Miaow. Manière des chats de dire bonjour.
Mon maître m’ayant inculqué un minimum de manière féline, laissez-moi me présenter.
Je m’appelle Sirius. Alias le chat noir, Bagheera, Bass, Black Cat ou encore BC. Voire connard quand j’ai fait un truc qui ne Lui plaît pas.
Je suis un… chat noir comme les plus perspicaces d’entre vous l’auront deviné.
Je suis un peu spécial. Médium sur les bords, utilisateur du Dell (noir) de mon patron qui, s’il n’est pas noir, a au moins l’âme de la même couleur.
Pas forcément de manière volontaire, mais plutôt un état de fait.
Vous avez vu comme je miaoute bien?
Normal, mon patron, mon maître (et celui de ma copine Kitty) est bel et bien Alexander de Querzen.
Ah oui Kitty je n’en ai pas encore parlé d’elle, mais ça va venir.
Chaque chose en son temps et les chats seront bien gardés par les hommes gris. Vous ne comprennez pas? Bon, j’y reviendrai plus tard.

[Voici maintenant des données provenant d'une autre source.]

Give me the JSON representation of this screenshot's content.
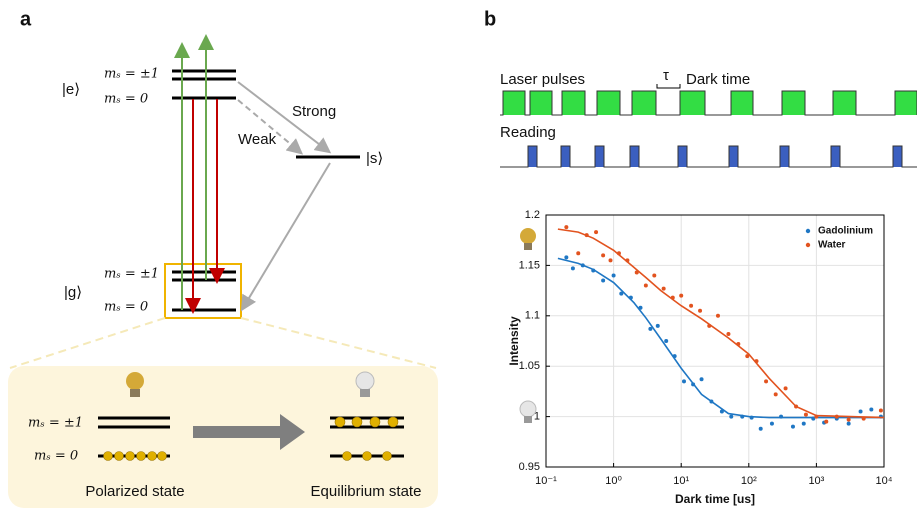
{
  "panel_a": {
    "label": "a",
    "excited": "|e⟩",
    "excited_levels": [
      "mₛ = ±1",
      "mₛ = 0"
    ],
    "strong": "Strong",
    "weak": "Weak",
    "singlet": "|s⟩",
    "ground": "|g⟩",
    "ground_levels": [
      "mₛ = ±1",
      "mₛ = 0"
    ],
    "inset": {
      "levels": [
        "mₛ = ±1",
        "mₛ = 0"
      ],
      "polarized": "Polarized state",
      "equilibrium": "Equilibrium state"
    }
  },
  "panel_b": {
    "label": "b",
    "laser": "Laser pulses",
    "tau": "τ",
    "dark_time": "Dark time",
    "reading": "Reading"
  },
  "chart_data": {
    "type": "scatter",
    "xlabel": "Dark time [us]",
    "ylabel": "Intensity",
    "xscale": "log",
    "grid": true,
    "legend": "upper right",
    "xlim": [
      0.1,
      10000
    ],
    "ylim": [
      0.95,
      1.2
    ],
    "xticks": [
      {
        "value": 0.1,
        "label": "10⁻¹"
      },
      {
        "value": 1,
        "label": "10⁰"
      },
      {
        "value": 10,
        "label": "10¹"
      },
      {
        "value": 100,
        "label": "10²"
      },
      {
        "value": 1000,
        "label": "10³"
      },
      {
        "value": 10000,
        "label": "10⁴"
      }
    ],
    "yticks": [
      0.95,
      1,
      1.05,
      1.1,
      1.15,
      1.2
    ],
    "series": [
      {
        "name": "Gadolinium",
        "color": "#1f77c4",
        "x": [
          0.2,
          0.25,
          0.35,
          0.5,
          0.7,
          1,
          1.3,
          1.8,
          2.5,
          3.5,
          4.5,
          6,
          8,
          11,
          15,
          20,
          28,
          40,
          55,
          80,
          110,
          150,
          220,
          300,
          450,
          650,
          900,
          1300,
          2000,
          3000,
          4500,
          6500,
          9000
        ],
        "values": [
          1.158,
          1.147,
          1.15,
          1.145,
          1.135,
          1.14,
          1.122,
          1.118,
          1.108,
          1.087,
          1.09,
          1.075,
          1.06,
          1.035,
          1.032,
          1.037,
          1.015,
          1.005,
          1.0,
          1.0,
          0.999,
          0.988,
          0.993,
          1.0,
          0.99,
          0.993,
          0.998,
          0.994,
          0.998,
          0.993,
          1.005,
          1.007,
          1.0
        ],
        "fit_x": [
          0.15,
          0.3,
          0.5,
          1,
          2,
          3,
          5,
          10,
          20,
          50,
          100,
          200,
          500,
          1000,
          10000
        ],
        "fit": [
          1.157,
          1.152,
          1.146,
          1.133,
          1.113,
          1.098,
          1.077,
          1.048,
          1.022,
          1.003,
          1.0,
          0.999,
          0.999,
          0.999,
          0.999
        ]
      },
      {
        "name": "Water",
        "color": "#e2531f",
        "x": [
          0.2,
          0.3,
          0.4,
          0.55,
          0.7,
          0.9,
          1.2,
          1.6,
          2.2,
          3,
          4,
          5.5,
          7.5,
          10,
          14,
          19,
          26,
          35,
          50,
          70,
          95,
          130,
          180,
          250,
          350,
          500,
          700,
          1000,
          1400,
          2000,
          3000,
          5000,
          9000
        ],
        "values": [
          1.188,
          1.162,
          1.18,
          1.183,
          1.16,
          1.155,
          1.162,
          1.155,
          1.143,
          1.13,
          1.14,
          1.127,
          1.118,
          1.12,
          1.11,
          1.105,
          1.09,
          1.1,
          1.082,
          1.072,
          1.06,
          1.055,
          1.035,
          1.022,
          1.028,
          1.01,
          1.002,
          1.0,
          0.995,
          1.0,
          0.997,
          0.998,
          1.006
        ],
        "fit_x": [
          0.15,
          0.3,
          0.5,
          1,
          2,
          3,
          5,
          10,
          20,
          50,
          100,
          200,
          500,
          1000,
          10000
        ],
        "fit": [
          1.186,
          1.183,
          1.177,
          1.165,
          1.148,
          1.138,
          1.125,
          1.11,
          1.097,
          1.078,
          1.062,
          1.038,
          1.01,
          1.001,
          0.999
        ]
      }
    ]
  }
}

Reprenons l’histoire. MON histoire. C’est vrai, Il parle bien tout le temps de lui, alors pourquoi je ne parlerai pas de moi hein?
Donc.
Je suis né aux environs du mois d’avril 2003. Exactement quand je ne m’en rappelle plus.
Je me rappelle pas trop de mon “sevrage”, mais bon je sais qu’Il a déjà vu ma soeur. Elle s’appelle Angelina. Et elle est quelque part dans le sud vu l’accent qu’Il prend pour en parler. C’est à base de “putaing” ou de “èncuulé”. Ca me rappelle un sketch d’un humoriste un peu petit et un peu pas drôle. Comme quoi, “putaing” et “èncuulé”, eh bien ça remplaçait la virgule et le point. J’ai pas tout compris. La virgule je connais pas, mais le poing, miaow, ça oui. Il l’a léger.
Bref, je disais. Je suis un chat donc noir comme mon nom l’indique. 7 kilos de musclograisse pour un bon 90cm, queue comprise.
Celle qui sert à me diriger au cas où je tomberais, pas mon zigouigoui. A ce niveau là, pas de danger, Il m’a castré. Plus pratique, Il m’a dit que je commençais à faire le con dans son appart.
Parlons en de son appart. Des fois je me demande s’il est conscient de l’endroit où Il vit. J’en n’ai pas l’impression.
Plutôt l’impression qu’Il s’en fout de tout. Préférant vivre dans la crasse, mais vivre Sa vie que vivre dans un endroit salubre. Je ne sais pas.
Il est réglo au niveau de la bouffe, je sais qu’Il préfère qu’on mange plutôt que lui. Pas la même histoire pour la litière, même ça s’est récemment arrangé.
Niveau caractère je suis plutôt cool. Bon faut pas déconner non plus, même si j’ai le poil comme une peluche, je n’en suis pas une et j’ai mon caractère.
J’ai entendu dire que j’avais le même caractère que lui. J’espère pas, et je ne le pense pas.
Lui est à la limite de la folie furieuse. Son cerveau doit manquer de connexions, peut-être à cause de tout l’alcool qu’Il ingurgite. Mais bon.
J’avoue que faut pas compter sur moi pour les caresses et les ronronnements. Je laisse ça à Kitty. Elle le fait très bien.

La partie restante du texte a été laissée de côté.